Students fight to block NYU’s bold plans for Greenwich Village
The student action has added to momentum that has been building against the project, with the local community board rejecting the NYU plan last week.
After the university’s administration launched the NYU 2031 project, to mark its 200th anniversary with an expansion project on its downtown campus, community activists who traditionally keep skyscrapers from proliferating in lower Manhattan made way for a blend of student and faculty groups in Gould Plaza south of Washington Square Park for a vocal and visual display of their dissent.
“Students and their families have a right to know how their college loans are being used,” said New York University professor Andrew Ross of the Occupy Student Debt Campaign. “NYU should come clean about the true source of funds for this jumbo expansion plan.”
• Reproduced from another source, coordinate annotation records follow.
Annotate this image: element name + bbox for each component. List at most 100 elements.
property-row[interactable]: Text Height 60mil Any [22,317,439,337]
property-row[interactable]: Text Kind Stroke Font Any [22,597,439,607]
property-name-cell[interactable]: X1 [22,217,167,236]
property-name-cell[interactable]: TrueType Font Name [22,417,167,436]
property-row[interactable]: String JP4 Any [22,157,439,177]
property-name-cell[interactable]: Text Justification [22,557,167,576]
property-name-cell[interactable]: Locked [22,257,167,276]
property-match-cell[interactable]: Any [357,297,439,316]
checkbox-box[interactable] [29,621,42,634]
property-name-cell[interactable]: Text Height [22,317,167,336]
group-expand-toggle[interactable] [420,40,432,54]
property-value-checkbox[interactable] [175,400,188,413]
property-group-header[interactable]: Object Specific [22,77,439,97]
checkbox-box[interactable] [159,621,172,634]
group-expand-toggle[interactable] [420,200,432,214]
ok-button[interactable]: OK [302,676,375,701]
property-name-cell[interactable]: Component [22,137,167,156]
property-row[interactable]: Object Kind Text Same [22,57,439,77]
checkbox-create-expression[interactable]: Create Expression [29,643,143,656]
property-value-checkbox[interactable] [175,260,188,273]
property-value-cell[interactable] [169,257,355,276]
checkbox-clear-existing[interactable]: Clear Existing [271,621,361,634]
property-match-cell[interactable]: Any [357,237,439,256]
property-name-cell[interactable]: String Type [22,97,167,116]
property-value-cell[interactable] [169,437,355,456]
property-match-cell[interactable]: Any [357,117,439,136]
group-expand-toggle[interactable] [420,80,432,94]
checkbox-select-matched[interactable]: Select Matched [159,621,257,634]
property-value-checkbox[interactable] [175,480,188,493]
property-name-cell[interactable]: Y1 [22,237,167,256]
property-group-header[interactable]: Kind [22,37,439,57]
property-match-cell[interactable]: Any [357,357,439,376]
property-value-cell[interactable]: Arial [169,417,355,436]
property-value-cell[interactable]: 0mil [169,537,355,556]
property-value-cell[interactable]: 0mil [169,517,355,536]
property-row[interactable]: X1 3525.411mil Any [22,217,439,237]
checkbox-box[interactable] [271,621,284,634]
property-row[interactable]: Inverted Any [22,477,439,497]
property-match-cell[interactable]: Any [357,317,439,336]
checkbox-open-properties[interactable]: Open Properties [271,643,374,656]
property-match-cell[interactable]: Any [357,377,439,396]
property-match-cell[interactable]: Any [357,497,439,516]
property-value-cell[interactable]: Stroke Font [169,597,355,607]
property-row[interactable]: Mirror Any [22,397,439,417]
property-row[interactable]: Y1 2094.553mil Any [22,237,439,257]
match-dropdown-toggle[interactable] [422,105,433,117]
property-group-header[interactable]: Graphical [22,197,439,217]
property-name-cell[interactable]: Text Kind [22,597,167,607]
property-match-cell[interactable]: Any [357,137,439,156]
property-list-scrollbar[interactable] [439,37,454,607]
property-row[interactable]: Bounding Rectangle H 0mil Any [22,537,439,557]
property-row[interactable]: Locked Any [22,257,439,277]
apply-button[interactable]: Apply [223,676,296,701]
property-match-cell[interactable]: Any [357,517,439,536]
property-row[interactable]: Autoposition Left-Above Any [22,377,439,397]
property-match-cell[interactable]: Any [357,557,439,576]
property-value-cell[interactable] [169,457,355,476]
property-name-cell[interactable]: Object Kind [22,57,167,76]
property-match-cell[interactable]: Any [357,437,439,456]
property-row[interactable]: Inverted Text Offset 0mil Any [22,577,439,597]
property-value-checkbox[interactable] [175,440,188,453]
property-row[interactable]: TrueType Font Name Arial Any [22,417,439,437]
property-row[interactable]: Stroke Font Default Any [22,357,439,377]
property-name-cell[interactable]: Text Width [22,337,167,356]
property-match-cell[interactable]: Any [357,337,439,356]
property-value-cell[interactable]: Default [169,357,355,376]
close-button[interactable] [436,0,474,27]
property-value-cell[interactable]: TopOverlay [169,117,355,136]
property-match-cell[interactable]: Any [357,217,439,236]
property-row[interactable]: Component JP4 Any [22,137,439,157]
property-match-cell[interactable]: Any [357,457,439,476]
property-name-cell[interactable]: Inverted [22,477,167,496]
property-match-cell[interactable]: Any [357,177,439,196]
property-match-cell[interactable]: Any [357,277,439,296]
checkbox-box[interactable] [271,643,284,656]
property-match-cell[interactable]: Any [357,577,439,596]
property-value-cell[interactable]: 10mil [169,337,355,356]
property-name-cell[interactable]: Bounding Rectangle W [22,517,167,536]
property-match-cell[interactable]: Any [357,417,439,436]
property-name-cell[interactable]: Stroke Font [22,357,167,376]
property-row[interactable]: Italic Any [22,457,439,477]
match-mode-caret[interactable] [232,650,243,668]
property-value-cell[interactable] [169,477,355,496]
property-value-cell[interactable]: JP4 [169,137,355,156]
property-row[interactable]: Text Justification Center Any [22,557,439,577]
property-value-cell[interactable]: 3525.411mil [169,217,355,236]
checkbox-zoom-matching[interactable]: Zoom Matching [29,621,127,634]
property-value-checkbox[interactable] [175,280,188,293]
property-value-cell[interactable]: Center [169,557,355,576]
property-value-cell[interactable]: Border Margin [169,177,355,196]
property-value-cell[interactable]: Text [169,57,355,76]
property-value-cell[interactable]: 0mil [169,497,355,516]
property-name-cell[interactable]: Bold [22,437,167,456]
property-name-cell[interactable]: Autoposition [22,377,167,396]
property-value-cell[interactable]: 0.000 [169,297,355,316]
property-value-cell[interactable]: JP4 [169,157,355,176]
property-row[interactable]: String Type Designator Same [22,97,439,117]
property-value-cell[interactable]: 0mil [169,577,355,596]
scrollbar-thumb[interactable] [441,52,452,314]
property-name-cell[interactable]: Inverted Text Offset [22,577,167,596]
Reminiscent of journalist and resident Jane Jacobs’ herculean efforts to halt Parks Commissioner and Arterial Coordinator Robert Moses from building an elevated highway through the heart of Greenwich Village in the 1960s, about 150 demonstrators stacked cardboard boxes decorated with slogans such as “a real estate empire built on students' backs”, and “develop minds, not property”.
At the rally last week, Graduate Student Government leader Ozen Dolcerocca sent a message to the university, saying: “Recognise our union and don't make construction plans that you can't pay for.”
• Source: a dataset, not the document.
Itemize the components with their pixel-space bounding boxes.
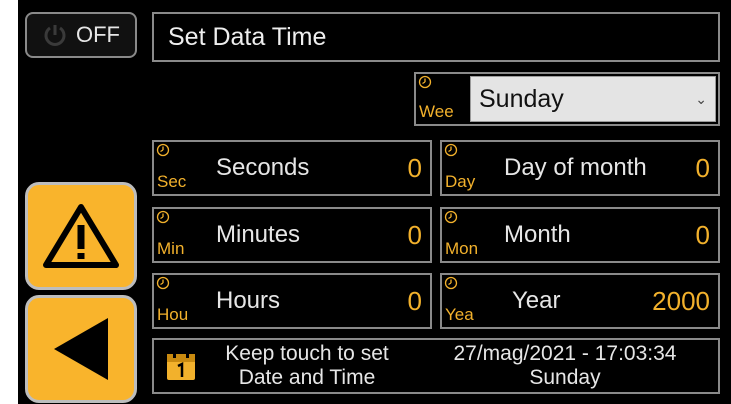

At issue is the $6 billion price tag. That is three times the school’s current $2 billion endowment and the administration was not forthcoming about its fiscal plans, Occupy Student Debt Campaign organisers said.
The campaign’s goal is to restore free public higher education in the United States through a movement of student debt refusal.
NYU, a private university, remains among the country’s most expensive schools, costing about $40,000 per undergraduate academic year. Its students already bear the heaviest debt burden in the nation, an average $41,300, or about 40% above the national average. The expansion plan, rally organisers said, would only load further debt on students.
However, NYU spokesman John Beckman told University World News: “If we don't think a project is affordable, we don't build it. It's that simple. As a tuition-dependent university, we are always mindful of the impact of a project on tuition.
“The NYU we know today – the major international research university – was achieved in part by creating space over the last two decades. We did all that while keeping our tuition in line with that of other major research universities.”
The university had not attached a cost to the project, partly because building will take place over two decades, Beckman said.
Regarding the school’s pressing need for academic space, given that comparable schools have double or even triple the square footage per student, Beckman said: “It is not a question of whether, it is a question of how.”
He said the plan locates half the needed space outside Greenwich Village, and maximises the use of university property within Greenwich Village, which reduces costs and provides open space as well as space for a new school to the community. A key aspect of the plan is that it is long-range, Beckman continued, highlighting that it contemplates two decades of space needs, including for student and faculty housing, and arts and sciences programmes.
At the rally last week, student protestors were among a range of groups spanning clerical and teaching unions at NYU, members of the Greenwich Village community groups and residents, some of whom see the plan as a threat to the quality of life in the traditionally residential neighbourhood.
The NYU 2031 initiative includes plans to expand its Greenwich Village campus by 40% over the next 20 years.
Local resident and blogger CO Moed (53) said: “The streets are already over-saturated with campus life and ugly buildings. The Village used to have real estate available for new beginnings and art and small business, but now such real estate is being reconstructed so that large NYU facilities can be built.”
When student-focused businesses such as bars and fast-food chains follow, she said, the Village would become “a memory, not a neighbourhood known for fostering innovation and community”.
She and other residents and students also worried that NYU could be building more than it can support. Moed summed up some of their concerns: “If there is a drop or crash in higher education enrolment, then what? Their money would be better spent on teachers’ benefits, salaries, stronger departments and scholarships.”
Despite the protests, the school is moving ahead.
Last month, the Department of City Planning certified the NYU 2031 core plan to build on its own land in the Washington Square area. Subsequent meetings with university officials and the community board will decide the future of the plan.
Yet it doesn’t seem the protests will stop any time soon.
The Greenwich Village Society for Historic Preservation has already begun to collect signatures against the plan, and this week the lower Manhattan group, Bowery Alliance of Neighbors, will focus on the expansion project at an upcoming meeting.
In a city with scant land to expand on, with residents already protesting against similar expansion projects for Columbia University and Fordham University, NYU looks poised for a long debate before it breaks ground.